8 hours Air Franc flight from Paris took us to the capital of the Democratic Republic of Congo. The airport was surprisingly clean and organized at our arrival. Our local contact at the airport, Dede, took care of everything. Glen (Melains boss) knew him from a previous visit. Seemingly that is how things get done in a country whose government seems inefficient and chaotic, and most of the wealth is looted by a few elites (national and international) who are sharing only with family member and good friends. Paying the rest of the civil servant seems difficult to impossible. Dede however was on top of things like nobody else and all of our bags (Melaine and mine) arrived that evening (there was also a long list of passengers whose luggage was left behind.

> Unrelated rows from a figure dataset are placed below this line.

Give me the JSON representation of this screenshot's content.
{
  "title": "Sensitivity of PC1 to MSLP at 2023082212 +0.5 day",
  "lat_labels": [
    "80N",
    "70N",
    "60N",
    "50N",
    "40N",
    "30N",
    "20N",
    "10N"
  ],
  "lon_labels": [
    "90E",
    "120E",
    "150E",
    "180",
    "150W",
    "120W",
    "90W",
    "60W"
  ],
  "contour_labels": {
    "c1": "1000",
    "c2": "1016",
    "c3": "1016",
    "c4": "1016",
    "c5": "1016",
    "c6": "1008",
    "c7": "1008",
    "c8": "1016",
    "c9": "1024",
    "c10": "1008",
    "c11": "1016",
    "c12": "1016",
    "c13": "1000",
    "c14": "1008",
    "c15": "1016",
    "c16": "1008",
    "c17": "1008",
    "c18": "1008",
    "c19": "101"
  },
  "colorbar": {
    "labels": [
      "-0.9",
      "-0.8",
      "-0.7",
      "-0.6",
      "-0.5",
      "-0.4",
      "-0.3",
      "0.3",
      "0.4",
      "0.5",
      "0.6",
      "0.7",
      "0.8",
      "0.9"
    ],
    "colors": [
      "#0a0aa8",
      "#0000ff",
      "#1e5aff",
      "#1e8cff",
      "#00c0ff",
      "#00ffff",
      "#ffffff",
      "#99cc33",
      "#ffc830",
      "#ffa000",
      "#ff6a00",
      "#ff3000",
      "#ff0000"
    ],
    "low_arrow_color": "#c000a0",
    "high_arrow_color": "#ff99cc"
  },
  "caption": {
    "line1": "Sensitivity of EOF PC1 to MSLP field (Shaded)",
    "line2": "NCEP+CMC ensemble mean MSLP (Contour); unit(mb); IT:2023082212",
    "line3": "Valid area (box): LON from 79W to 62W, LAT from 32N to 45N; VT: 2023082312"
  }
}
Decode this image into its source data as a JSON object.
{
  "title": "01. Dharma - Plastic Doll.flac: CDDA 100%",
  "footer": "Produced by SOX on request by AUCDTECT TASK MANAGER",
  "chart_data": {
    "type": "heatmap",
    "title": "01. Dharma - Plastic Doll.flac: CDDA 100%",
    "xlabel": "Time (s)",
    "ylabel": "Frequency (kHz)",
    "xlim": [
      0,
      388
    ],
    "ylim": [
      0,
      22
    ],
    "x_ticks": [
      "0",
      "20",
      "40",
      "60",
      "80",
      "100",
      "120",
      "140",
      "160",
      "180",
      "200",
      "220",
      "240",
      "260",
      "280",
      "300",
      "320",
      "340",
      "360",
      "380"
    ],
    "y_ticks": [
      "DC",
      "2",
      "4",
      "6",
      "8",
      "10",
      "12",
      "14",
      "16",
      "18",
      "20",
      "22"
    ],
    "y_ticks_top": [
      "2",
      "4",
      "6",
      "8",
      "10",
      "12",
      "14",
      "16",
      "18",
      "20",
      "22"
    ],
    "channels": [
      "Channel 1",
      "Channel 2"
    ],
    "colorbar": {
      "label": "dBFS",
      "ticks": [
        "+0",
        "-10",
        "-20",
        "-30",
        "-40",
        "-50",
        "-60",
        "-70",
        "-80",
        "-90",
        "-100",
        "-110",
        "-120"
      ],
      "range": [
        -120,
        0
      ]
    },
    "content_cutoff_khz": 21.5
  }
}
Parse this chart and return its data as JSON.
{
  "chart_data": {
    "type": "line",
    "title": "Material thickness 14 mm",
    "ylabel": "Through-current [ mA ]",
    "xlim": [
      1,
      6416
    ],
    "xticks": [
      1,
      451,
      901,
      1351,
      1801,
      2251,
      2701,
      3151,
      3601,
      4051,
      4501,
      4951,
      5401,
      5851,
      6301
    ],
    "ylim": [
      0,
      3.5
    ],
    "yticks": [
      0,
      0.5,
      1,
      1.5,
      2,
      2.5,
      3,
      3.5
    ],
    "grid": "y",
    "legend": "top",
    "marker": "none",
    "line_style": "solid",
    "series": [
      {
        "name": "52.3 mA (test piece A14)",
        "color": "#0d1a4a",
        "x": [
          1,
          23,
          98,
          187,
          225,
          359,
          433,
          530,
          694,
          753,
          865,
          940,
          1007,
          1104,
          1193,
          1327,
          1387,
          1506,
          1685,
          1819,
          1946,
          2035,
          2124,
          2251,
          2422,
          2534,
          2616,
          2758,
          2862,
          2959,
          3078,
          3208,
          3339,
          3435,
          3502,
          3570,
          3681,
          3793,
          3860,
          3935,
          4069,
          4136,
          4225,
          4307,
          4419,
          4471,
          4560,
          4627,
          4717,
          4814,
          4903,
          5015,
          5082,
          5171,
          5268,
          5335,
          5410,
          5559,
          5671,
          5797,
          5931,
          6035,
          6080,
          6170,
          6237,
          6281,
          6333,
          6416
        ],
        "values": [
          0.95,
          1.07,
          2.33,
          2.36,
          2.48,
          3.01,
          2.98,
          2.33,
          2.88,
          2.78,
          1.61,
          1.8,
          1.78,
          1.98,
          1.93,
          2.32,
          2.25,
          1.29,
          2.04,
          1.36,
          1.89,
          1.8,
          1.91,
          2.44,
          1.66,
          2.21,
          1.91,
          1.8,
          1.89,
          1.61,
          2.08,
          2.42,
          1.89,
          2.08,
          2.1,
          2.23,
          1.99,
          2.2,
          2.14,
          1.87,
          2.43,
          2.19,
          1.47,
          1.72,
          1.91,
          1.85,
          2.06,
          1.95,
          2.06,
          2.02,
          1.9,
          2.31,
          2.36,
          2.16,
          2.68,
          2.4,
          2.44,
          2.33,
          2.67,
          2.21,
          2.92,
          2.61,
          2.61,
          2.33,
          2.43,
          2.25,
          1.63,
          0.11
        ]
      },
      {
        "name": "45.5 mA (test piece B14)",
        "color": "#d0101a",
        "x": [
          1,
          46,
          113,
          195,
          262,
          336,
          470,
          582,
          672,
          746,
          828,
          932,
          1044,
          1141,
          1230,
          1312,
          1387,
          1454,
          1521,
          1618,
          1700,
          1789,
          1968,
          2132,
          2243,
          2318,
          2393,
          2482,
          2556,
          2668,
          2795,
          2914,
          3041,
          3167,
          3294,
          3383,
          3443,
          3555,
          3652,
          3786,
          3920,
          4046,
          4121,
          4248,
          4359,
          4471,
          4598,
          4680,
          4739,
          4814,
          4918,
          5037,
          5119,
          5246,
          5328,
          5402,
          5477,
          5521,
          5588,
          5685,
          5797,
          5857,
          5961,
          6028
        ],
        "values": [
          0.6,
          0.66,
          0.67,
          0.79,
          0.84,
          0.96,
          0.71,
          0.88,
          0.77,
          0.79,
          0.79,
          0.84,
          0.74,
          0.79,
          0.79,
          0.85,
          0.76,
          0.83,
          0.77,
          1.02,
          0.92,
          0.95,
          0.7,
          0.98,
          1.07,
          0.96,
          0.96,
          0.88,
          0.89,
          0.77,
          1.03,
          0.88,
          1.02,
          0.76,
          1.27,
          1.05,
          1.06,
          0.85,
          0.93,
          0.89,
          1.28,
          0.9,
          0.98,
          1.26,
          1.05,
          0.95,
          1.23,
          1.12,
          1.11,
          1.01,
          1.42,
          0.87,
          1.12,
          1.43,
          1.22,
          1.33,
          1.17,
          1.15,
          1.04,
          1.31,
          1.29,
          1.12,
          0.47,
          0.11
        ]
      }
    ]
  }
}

Unsurprisingly the taxi that was hired to pick us up was also a familiar face for Glen. However very surprisingly were the extremely good road conditions. The Chinese just finished a four lane highway straight into the city. Parts of the main road that leads through the center of town are 8 lines. Not very pedestrian friendly, but really nice when you just arrive and want to get to your hotel.
Staying in the fancy part of town (Gome) we had electricity, running water (even warm water!) and a AC unit (very handy at 30 degrees Celsius every day all year around – no 4 seasons at the equator : ) I was glad to arrive with the team, even if I was not really part of it. Arriving in a new country is always nerve-racking for me – every time. This was much easier as others have arranged places to stay… and a place to have food. Don’t be missed by the plastic chairs, the food is high class (even though the prices are not far behind either, with was a big surprise. Fufu (Cornpast), rice, plantains(cooked or fried bananas), fish, turtle (with its feet still showing!- Melaine’s choice of course), goat, manjok and spinach plants. We all had a local beer – Primus. Average meal price this evening $20 per person.
No stop lights (or any other traffic regulation, besides a handful of guy in the middle of 8 lane intersections) and in general electricity supply is a problem – but you can see the stars much better, even in the capital that houses en estimated 10 million people. Of course it has an enormous amount of poverty and many do not know if they can have more than a black tea for breakfast tomorrow, but juxtapose to this army of the poor is a (filthy) rich elite, sporting their Jaguars (cars) and alligator shoes. The DR Congo is rich; very rich. Only that the wealth seems stuck with a few….
The next day the guys had to take care of business: bank and lawyer visits, and I was able to come along and see more of the city:
Kinshasa was once touted as Kin la Belle (beautiful Kinshasa), locals have long since redubbed their chaotic capital ‘Kin la Poubelle’(Kinshasa the trashcan). Sprawling seemingly forever from the banks of the Congo River, ‘Kin’ has the same maniacal drivers, dismaying poverty, mounds of trash, belching black tailpipes and persistent street hawkers that you’ve seen in many other African cities, but here it’s all bigger, faster and louder than you’ve probably experienced before.
The stores have everything your heart desires, pasta, juice, deodorant, electronics… but more expensive than in the west (a pack of noodles was $6). 90% of the food is imported, probably 100% of consumer goods. Manufacturing things themselves is not possible yet in this country overflowing with resources. Hopefully that will change …. Soon.
Only one day and two night before we headed what is supposed to be our new home: Mbandaka.